Now on to body functions. I did not know that the most commonly used word to describe the release of built up intestinal gas ( yes the F - word ) was a cuss word. I had no idea that some people find the word offensive. Finding the odor offensive, or even the sound offensive perhaps, but the word ? Yes, if you are like me and unaware, every time you say the F-word, you are risking cussing in front of someone. The standard rule of thumb I am finding is that if a word has a large host of options and derivatives, that may be because the word being replaced is frequently found to be impolite. Just as in reference to the large host of names available for the male privates, there is a long list of replacement words for the F-word. Passing gas is at least a little better I am told, as is breaking wind. I am told that butt whistling is not an appropriate substitute.

Another natural body function that comes into question is the act of relieving oneself. This one works the opposite from others I have listed in that it is more appropriate for young children to use the word than it is us adults. Yep, you guessed it, the word is pee. Adults expect adults to use the word urinate, but if your youngin' says they have to pee, its generally not viewed as kids cussing. In contrast, if I as a 42 year old man mention I have to pee, it is considered rather chide and classless, why, because it brings offense and thus I have cussed. Anytime the other P word is used, you know the one that sounds like a snake hiss, you have committed a faux paux. The natural progression of this is from number 1 to number 2 of course. It is pretty well accepted that any use of the SH word is cussing. Whether it be a noun, verb, or adjective, this is always a cuss word. Its derivatives are not quit as clear though as age comes into play again.

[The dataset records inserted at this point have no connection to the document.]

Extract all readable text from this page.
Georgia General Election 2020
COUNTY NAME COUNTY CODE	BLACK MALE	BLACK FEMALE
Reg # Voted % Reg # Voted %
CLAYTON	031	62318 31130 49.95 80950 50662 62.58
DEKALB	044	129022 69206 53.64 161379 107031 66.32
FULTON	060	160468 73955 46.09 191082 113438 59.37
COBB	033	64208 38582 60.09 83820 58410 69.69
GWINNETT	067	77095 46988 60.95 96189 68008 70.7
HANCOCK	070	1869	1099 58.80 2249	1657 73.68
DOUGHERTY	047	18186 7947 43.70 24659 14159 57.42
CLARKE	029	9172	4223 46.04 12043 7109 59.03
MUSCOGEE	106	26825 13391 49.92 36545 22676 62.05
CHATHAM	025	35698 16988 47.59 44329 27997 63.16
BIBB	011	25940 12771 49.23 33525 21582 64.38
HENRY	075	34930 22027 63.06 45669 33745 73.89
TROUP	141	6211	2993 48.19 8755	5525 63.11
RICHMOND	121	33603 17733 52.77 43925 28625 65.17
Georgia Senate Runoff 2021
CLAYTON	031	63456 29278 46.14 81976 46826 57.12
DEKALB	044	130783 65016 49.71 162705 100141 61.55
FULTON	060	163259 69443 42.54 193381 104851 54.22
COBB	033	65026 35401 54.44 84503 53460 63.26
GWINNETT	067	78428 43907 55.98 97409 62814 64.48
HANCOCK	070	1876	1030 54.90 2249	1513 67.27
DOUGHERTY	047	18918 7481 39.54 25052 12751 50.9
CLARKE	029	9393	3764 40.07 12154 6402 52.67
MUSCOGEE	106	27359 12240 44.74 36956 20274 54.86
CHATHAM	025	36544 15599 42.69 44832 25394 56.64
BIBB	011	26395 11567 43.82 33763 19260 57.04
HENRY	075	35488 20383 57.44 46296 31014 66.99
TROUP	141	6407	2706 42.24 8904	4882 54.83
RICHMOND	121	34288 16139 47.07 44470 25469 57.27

If your child says they need to crap, they are most likely going to make their mother choke on her linguine. If you say you have to crap, you may or may not be cussing, that is up to the listener to decide. If an adult says they need to poop, odds are they have just cussed were as if their child makes the same statement they are likely to get away without causing offense. If you try to use more creative language like , ' leaving a mud snake in the lavatory' you're likely going to fail and be guilty of cussing regardless of age.

I was unaware as well that the location of both numbers 1 and number 2 could also be cuss words. If you think about it though, this does follow my above mentioned rule about having multiple names for no other apparent reason. Why would the name restroom have been invented otherwise, no one ever gets any rest in there. It goes by the names lavatory, bathroom, john, can, head, crapper, sh.......er, restroom, library, and many others. To my surprise any of these can be found offensive to some. My simply saying I need to stop by the bathroom can be viewed as offensive to some who feel that I am sharing too much information, and since their level of offense determines whether or not I just cussed, I may well have just been vulgar without knowing it.

Other odd things that fall into this discussion. The normal jovial holiday greeting of a certain bearded fat man may be found offensive to those who have great sympathy for women who practice the oldest profession. Yes, I said it, you can be offensive by saying ho ho ho.

I could ramble for days and days about this. This idea just fascinates me at the moment. My advice to you is simple, it is better to just smile and nod than risk speaking sometimes.